所以,整个命令的链路核心目标就是执行org.apache.hadoop.hdfs.server.namenode.NameNode类的main函数,传递的参数为format。

  1. public static void main(String argv[]) throws Exception {
  2. if (DFSUtil.parseHelpArgument(argv, NameNode.USAGE, System.out, true)) {
  3. System.exit(0);
  4. }
  5. try {
  6. StringUtils.startupShutdownMessage(NameNode.class, argv, LOG);
  7. NameNode namenode = createNameNode(argv, null);
  8. if (namenode != null) {
  9. namenode.join();
  10. }
  11. } catch (Throwable e) {
  12. LOG.error("Failed to start namenode.", e);
  13. terminate(1, e);
  14. }
  15. }

其中startupShutdownMessage方法会打印一些启动信息到控制台,同时如果是unix系统,会注册logger到signal,在接受 { "TERM", "HUP", "INT" }信号时打印错误日志。这样做的意义在于当有系统信号触发进程结束时,可以根据日志来判断是什么原因退出进程的。
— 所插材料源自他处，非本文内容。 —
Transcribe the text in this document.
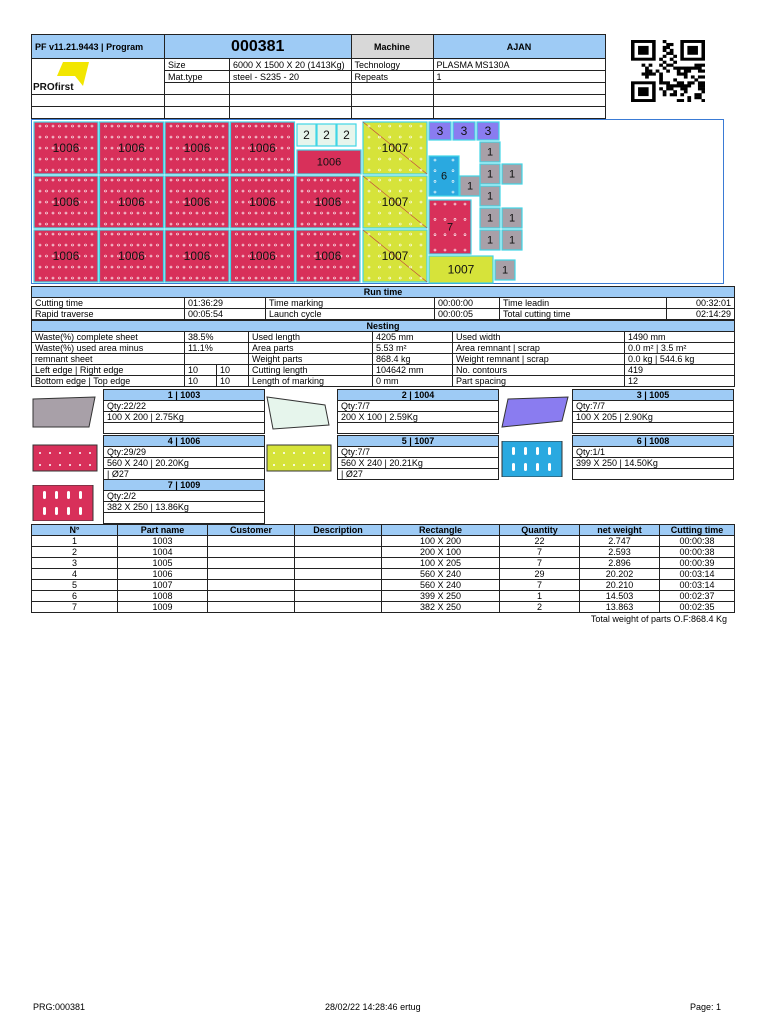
PF v11.21.9443 | Program	000381		Machine	AJAN	
	Size	6000 X 1500 X 20 (1413Kg)	Technology	PLASMA MS130A	
	Mat.type	steel - S235 - 20	Repeats	1	

PROfirst
1006	1006	1006	1006
1006	1006	1006	1006	1006
1006	1006	1006	1006	1006
2 2 2
1006
1007
1007
1007
3 3 3
6
7
1007
1
1 1
1
1
1
1
1
1
1
Run time					
Cutting time	01:36:29	Time marking	00:00:00	Time leadin	00:32:01
Rapid traverse	00:05:54	Launch cycle	00:00:05	Total cutting time	02:14:29
Nesting						
Waste(%) complete sheet	38.5%		Used length	4205 mm	Used width	1490 mm
Waste(%) used area minus	11.1%		Area parts	5.53 m²	Area remnant | scrap	0.0 m² | 3.5 m²
remnant sheet			Weight parts	868.4 kg	Weight remnant | scrap	0.0 kg | 544.6 kg
Left edge | Right edge	10	10	Cutting length	104642 mm	No. contours	419
Bottom edge | Top edge	10	10	Length of marking	0 mm	Part spacing	12
1 | 1003
Qty:22/22
100 X 200 | 2.75Kg

2 | 1004
Qty:7/7
200 X 100 | 2.59Kg

3 | 1005
Qty:7/7
100 X 205 | 2.90Kg

4 | 1006
Qty:29/29
560 X 240 | 20.20Kg
| Ø27
5 | 1007
Qty:7/7
560 X 240 | 20.21Kg
| Ø27
6 | 1008
Qty:1/1
399 X 250 | 14.50Kg

7 | 1009
Qty:2/2
382 X 250 | 13.86Kg

N°	Part name	Customer	Description	Rectangle	Quantity	net weight	Cutting time
1	1003			100 X 200	22	2.747	00:00:38
2	1004			200 X 100	7	2.593	00:00:38
3	1005			100 X 205	7	2.896	00:00:39
4	1006			560 X 240	29	20.202	00:03:14
5	1007			560 X 240	7	20.210	00:03:14
6	1008			399 X 250	1	14.503	00:02:37
7	1009			382 X 250	2	13.863	00:02:35
Total weight of parts O.F:868.4 Kg
PRG:000381	28/02/22 14:28:46 ertug	Page: 1
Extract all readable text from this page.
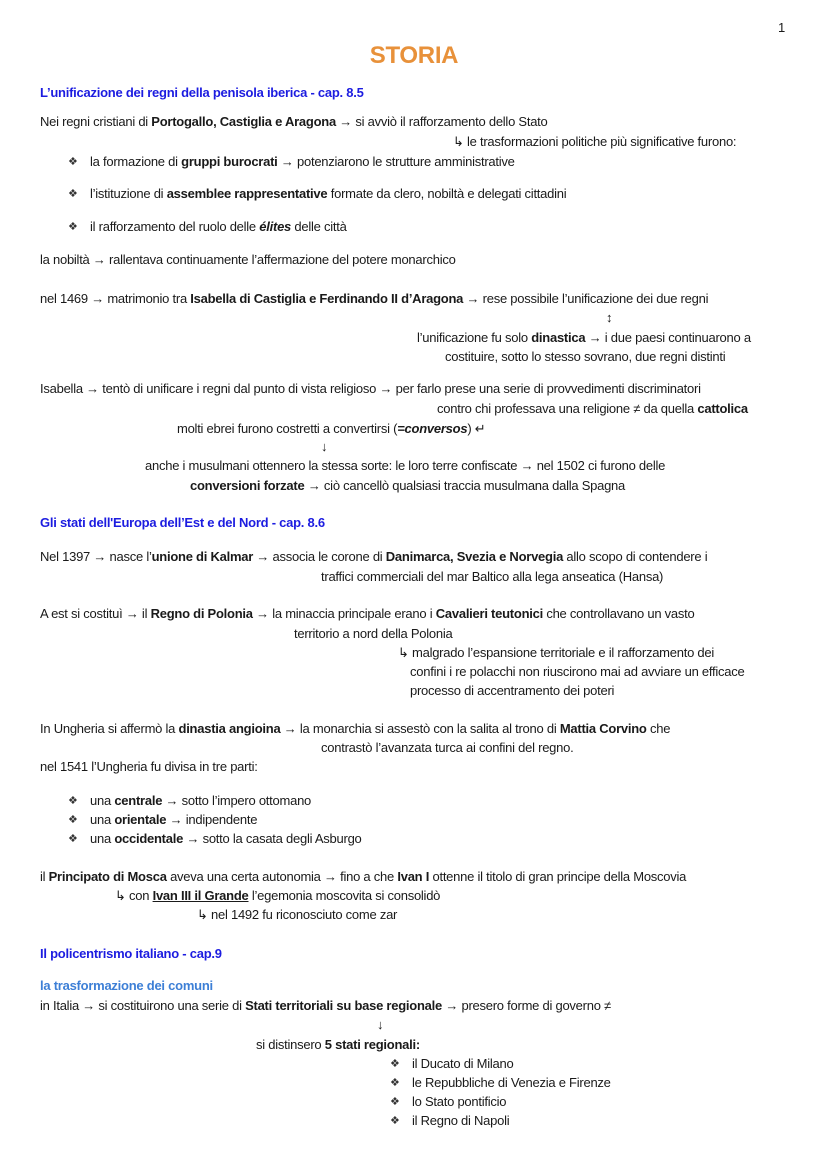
1
STORIA
L’unificazione dei regni della penisola iberica - cap. 8.5
Nei regni cristiani di Portogallo, Castiglia e Aragona → si avviò il rafforzamento dello Stato
↳ le trasformazioni politiche più significative furono:
la formazione di gruppi burocrati → potenziarono le strutture amministrative
❖
l’istituzione di assemblee rappresentative formate da clero, nobiltà e delegati cittadini
❖
il rafforzamento del ruolo delle élites delle città
❖
la nobiltà → rallentava continuamente l’affermazione del potere monarchico
nel 1469 → matrimonio tra Isabella di Castiglia e Ferdinando II d’Aragona → rese possibile l’unificazione dei due regni
↕
l’unificazione fu solo dinastica → i due paesi continuarono a
costituire, sotto lo stesso sovrano, due regni distinti
Isabella → tentò di unificare i regni dal punto di vista religioso → per farlo prese una serie di provvedimenti discriminatori
contro chi professava una religione ≠ da quella cattolica
molti ebrei furono costretti a convertirsi (=conversos) ↵
↓
anche i musulmani ottennero la stessa sorte: le loro terre confiscate → nel 1502 ci furono delle
conversioni forzate → ciò cancellò qualsiasi traccia musulmana dalla Spagna
Gli stati dell'Europa dell’Est e del Nord - cap. 8.6
Nel 1397 → nasce l’unione di Kalmar → associa le corone di Danimarca, Svezia e Norvegia allo scopo di contendere i
traffici commerciali del mar Baltico alla lega anseatica (Hansa)
A est si costituì → il Regno di Polonia → la minaccia principale erano i Cavalieri teutonici che controllavano un vasto
territorio a nord della Polonia
↳ malgrado l’espansione territoriale e il rafforzamento dei
confini i re polacchi non riuscirono mai ad avviare un efficace
processo di accentramento dei poteri
In Ungheria si affermò la dinastia angioina → la monarchia si assestò con la salita al trono di Mattia Corvino che
contrastò l’avanzata turca ai confini del regno.
nel 1541 l’Ungheria fu divisa in tre parti:
una centrale → sotto l’impero ottomano
❖
una orientale → indipendente
❖
una occidentale → sotto la casata degli Asburgo
❖
il Principato di Mosca aveva una certa autonomia → fino a che Ivan I ottenne il titolo di gran principe della Moscovia
↳ con Ivan III il Grande l’egemonia moscovita si consolidò
↳ nel 1492 fu riconosciuto come zar
Il policentrismo italiano - cap.9
la trasformazione dei comuni
in Italia → si costituirono una serie di Stati territoriali su base regionale → presero forme di governo ≠
↓
si distinsero 5 stati regionali:
il Ducato di Milano
❖
le Repubbliche di Venezia e Firenze
❖
lo Stato pontificio
❖
il Regno di Napoli
❖
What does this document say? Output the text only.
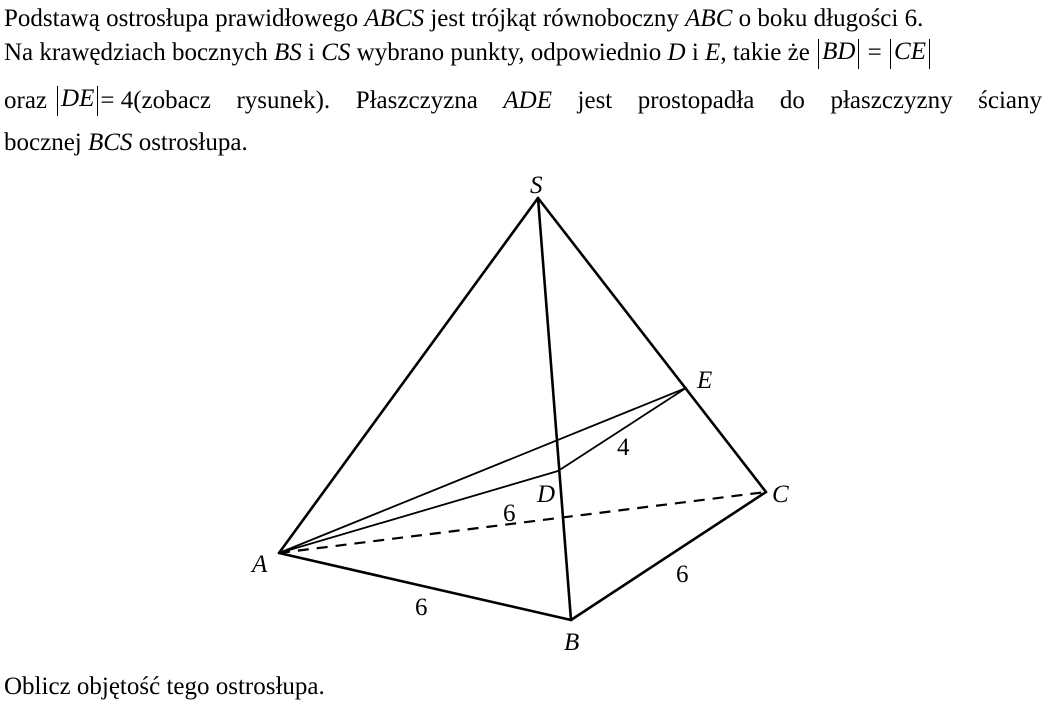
Podstawą ostrosłupa prawidłowego ABCS jest trójkąt równoboczny ABC o boku długości 6.
Na krawędziach bocznych BS i CS wybrano punkty, odpowiednio D i E, takie że BD = CE
oraz DE = 4 (zobacz rysunek). Płaszczyzna ADE jest prostopadła do płaszczyzny ściany
bocznej BCS ostrosłupa.
S
E
C
D
A
B
4
6
6
6
Oblicz objętość tego ostrosłupa.
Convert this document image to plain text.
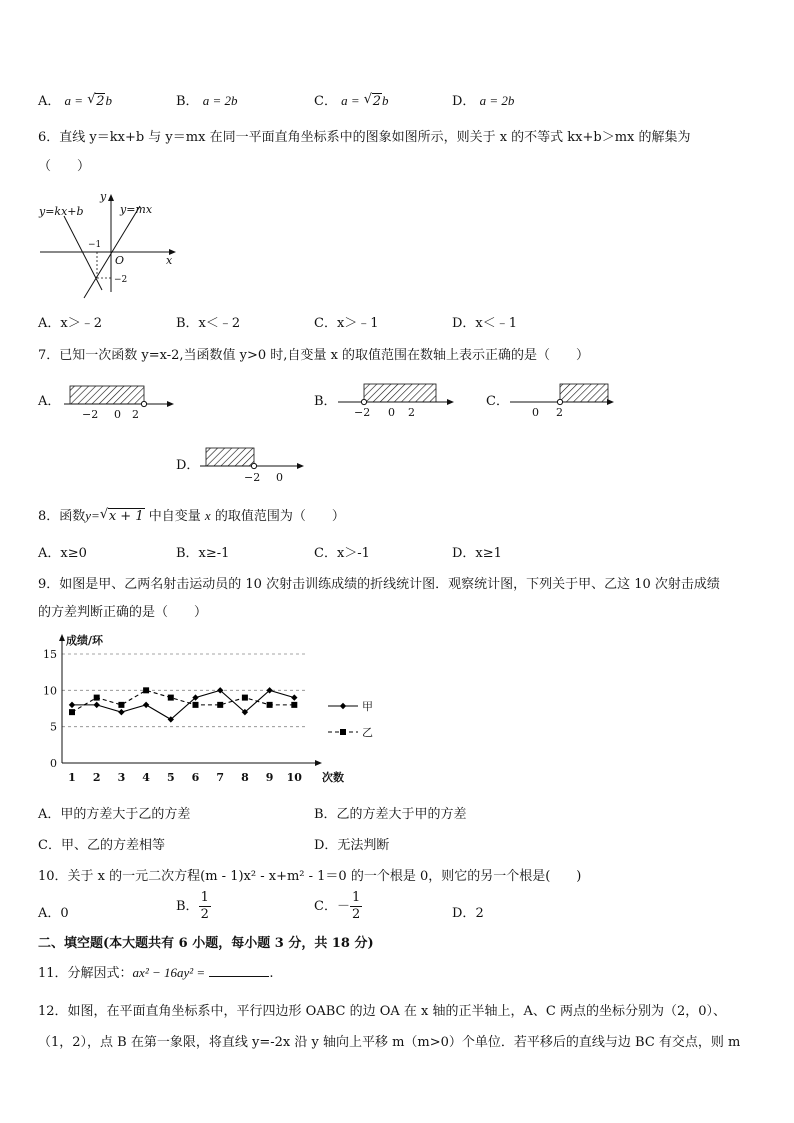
A． a = √ 2b	B． a = 2b	C． a = √ 2b	D． a = 2b
6．直线 y＝kx+b 与 y＝mx 在同一平面直角坐标系中的图象如图所示，则关于 x 的不等式 kx+b＞mx 的解集为
（　　）
y=kx+b	y=mx
y
x
O
−1
−2
A．x＞﹣2	B．x＜﹣2	C．x＞﹣1	D．x＜﹣1
7．已知一次函数 y=x-2,当函数值 y>0 时,自变量 x 的取值范围在数轴上表示正确的是（　　）
A．
−2 0 2
B．
−2 0 2
C．
0 2
D．
−2 0
8．函数y= √ x + 1 中自变量 x 的取值范围为（　　）
A．x≥0	B．x≥-1	C．x＞-1	D．x≥1
9．如图是甲、乙两名射击运动员的 10 次射击训练成绩的折线统计图．观察统计图，下列关于甲、乙这 10 次射击成绩
的方差判断正确的是（　　）
0
5
10
15
1 2 3 4 5 6 7 8 9 10
成绩/环
次数
甲
乙
A．甲的方差大于乙的方差	B．乙的方差大于甲的方差
C．甲、乙的方差相等	D．无法判断
10．关于 x 的一元二次方程(m - 1)x² - x+m² - 1＝0 的一个根是 0，则它的另一个根是(　　)
A．0	B． $\frac{1}{2}$	C．－ $\frac{1}{2}$	D．2
二、填空题(本大题共有 6 小题，每小题 3 分，共 18 分)
11．分解因式：ax² − 16ay² =	.
12．如图，在平面直角坐标系中，平行四边形 OABC 的边 OA 在 x 轴的正半轴上，A、C 两点的坐标分别为（2，0）、
（1，2），点 B 在第一象限，将直线 y=-2x 沿 y 轴向上平移 m（m>0）个单位．若平移后的直线与边 BC 有交点，则 m
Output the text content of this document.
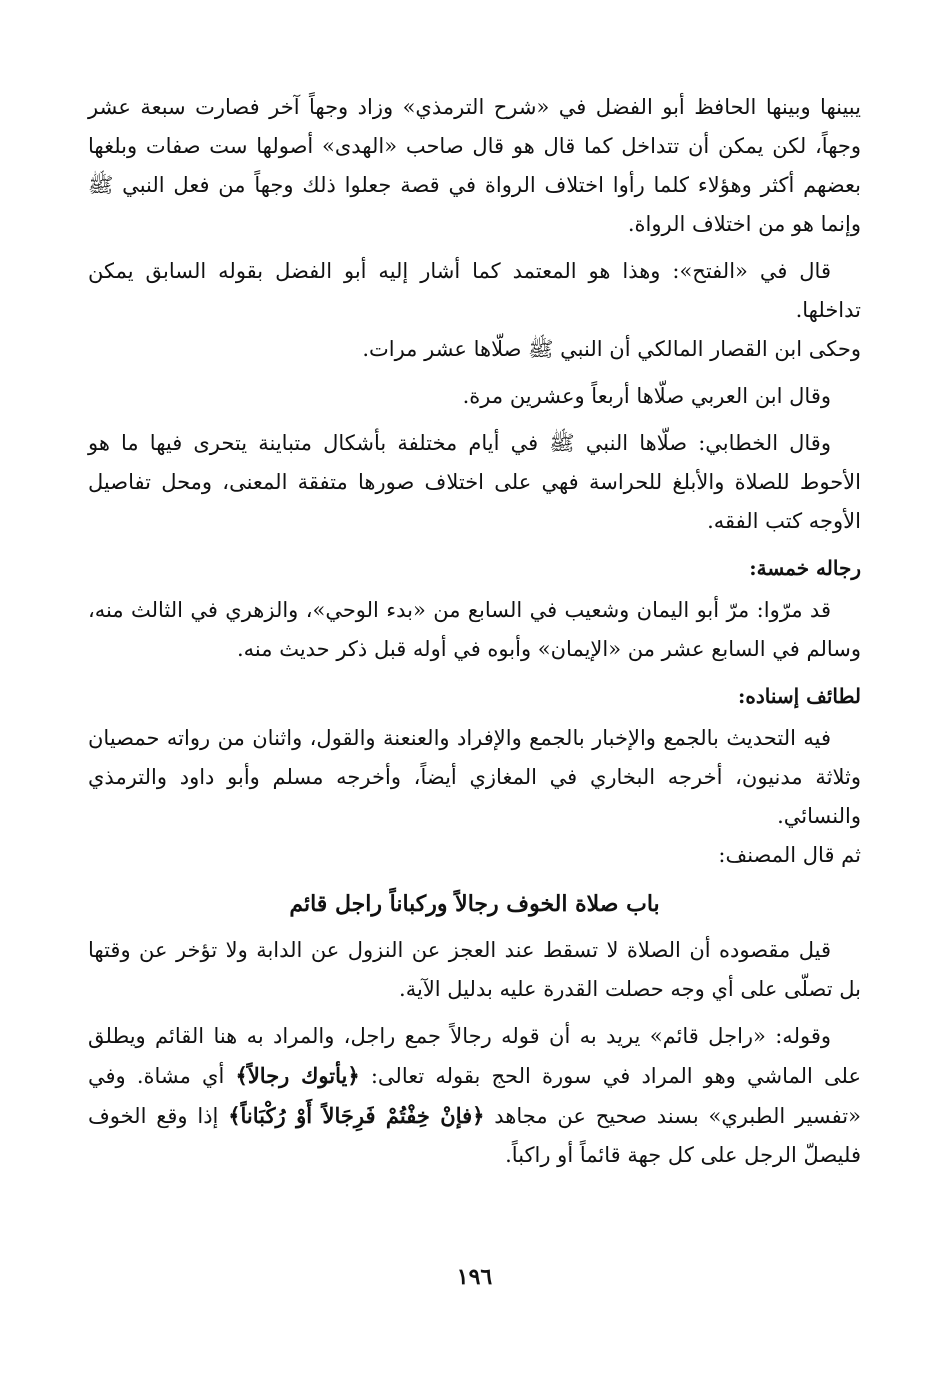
يبينها وبينها الحافظ أبو الفضل في «شرح الترمذي» وزاد وجهاً آخر فصارت سبعة عشر وجهاً، لكن يمكن أن تتداخل كما قال هو قال صاحب «الهدى» أصولها ست صفات وبلغها بعضهم أكثر وهؤلاء كلما رأوا اختلاف الرواة في قصة جعلوا ذلك وجهاً من فعل النبي ﷺ وإنما هو من اختلاف الرواة.

قال في «الفتح»: وهذا هو المعتمد كما أشار إليه أبو الفضل بقوله السابق يمكن تداخلها.

وحكى ابن القصار المالكي أن النبي ﷺ صلّاها عشر مرات.

وقال ابن العربي صلّاها أربعاً وعشرين مرة.

وقال الخطابي: صلّاها النبي ﷺ في أيام مختلفة بأشكال متباينة يتحرى فيها ما هو الأحوط للصلاة والأبلغ للحراسة فهي على اختلاف صورها متفقة المعنى، ومحل تفاصيل الأوجه كتب الفقه.

رجاله خمسة:

قد مرّوا: مرّ أبو اليمان وشعيب في السابع من «بدء الوحي»، والزهري في الثالث منه، وسالم في السابع عشر من «الإيمان» وأبوه في أوله قبل ذكر حديث منه.

لطائف إسناده:

فيه التحديث بالجمع والإخبار بالجمع والإفراد والعنعنة والقول، واثنان من رواته حمصيان وثلاثة مدنيون، أخرجه البخاري في المغازي أيضاً، وأخرجه مسلم وأبو داود والترمذي والنسائي.

ثم قال المصنف:

باب صلاة الخوف رجالاً وركباناً راجل قائم

قيل مقصوده أن الصلاة لا تسقط عند العجز عن النزول عن الدابة ولا تؤخر عن وقتها بل تصلّى على أي وجه حصلت القدرة عليه بدليل الآية.

وقوله: «راجل قائم» يريد به أن قوله رجالاً جمع راجل، والمراد به هنا القائم ويطلق على الماشي وهو المراد في سورة الحج بقوله تعالى: ﴿يأتوك رجالاً﴾ أي مشاة. وفي «تفسير الطبري» بسند صحيح عن مجاهد ﴿فإنْ خِفْتُمْ فَرِجَالاً أَوْ رُكْبَاناً﴾ إذا وقع الخوف فليصلّ الرجل على كل جهة قائماً أو راكباً.

١٩٦
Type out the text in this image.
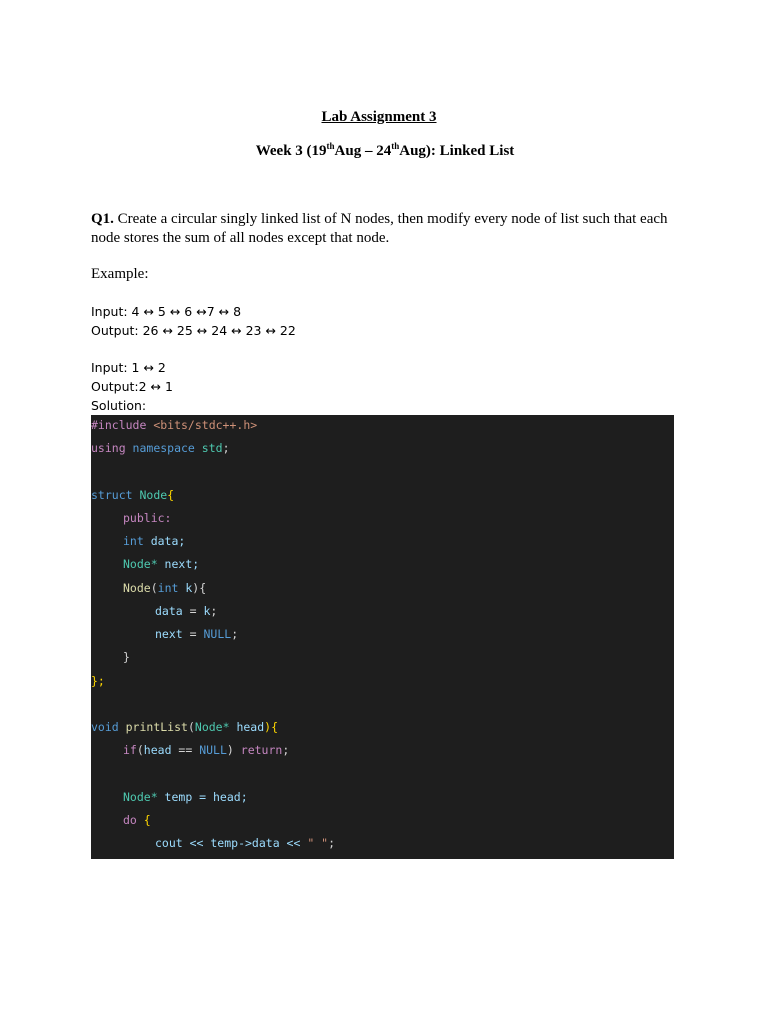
Lab Assignment 3

Week 3 (19thAug – 24thAug): Linked List

Q1. Create a circular singly linked list of N nodes, then modify every node of list such that each node stores the sum of all nodes except that node.

Example:

Input: 4 ↔ 5 ↔ 6 ↔7 ↔ 8

Output: 26 ↔ 25 ↔ 24 ↔ 23 ↔ 22

Input: 1 ↔ 2

Output:2 ↔ 1

Solution:

#include <bits/stdc++.h>
using namespace std;
struct Node{
public:
int data;
Node* next;
Node(int k){
data = k;
next = NULL;
}
};
void printList(Node* head){
if(head == NULL) return;
Node* temp = head;
do {
cout << temp->data << " ";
  1. if (SystemUtils.IS_OS_UNIX) {
  2. try {
  3. SignalLogger.INSTANCE.register(LOG);
  4. } catch (Throwable t) {
  5. LOG.warn("failed to register any UNIX signal loggers: ", t);
  6. }

接下来就是createNameNode了,首先解析出-format参数为StartOption.FORMAT,然后执行format方法,由于没有指定cluster,所以系统new一个clusterId,比如形如CID-d2425dab-c066-4a67-954f-32228c22abe6。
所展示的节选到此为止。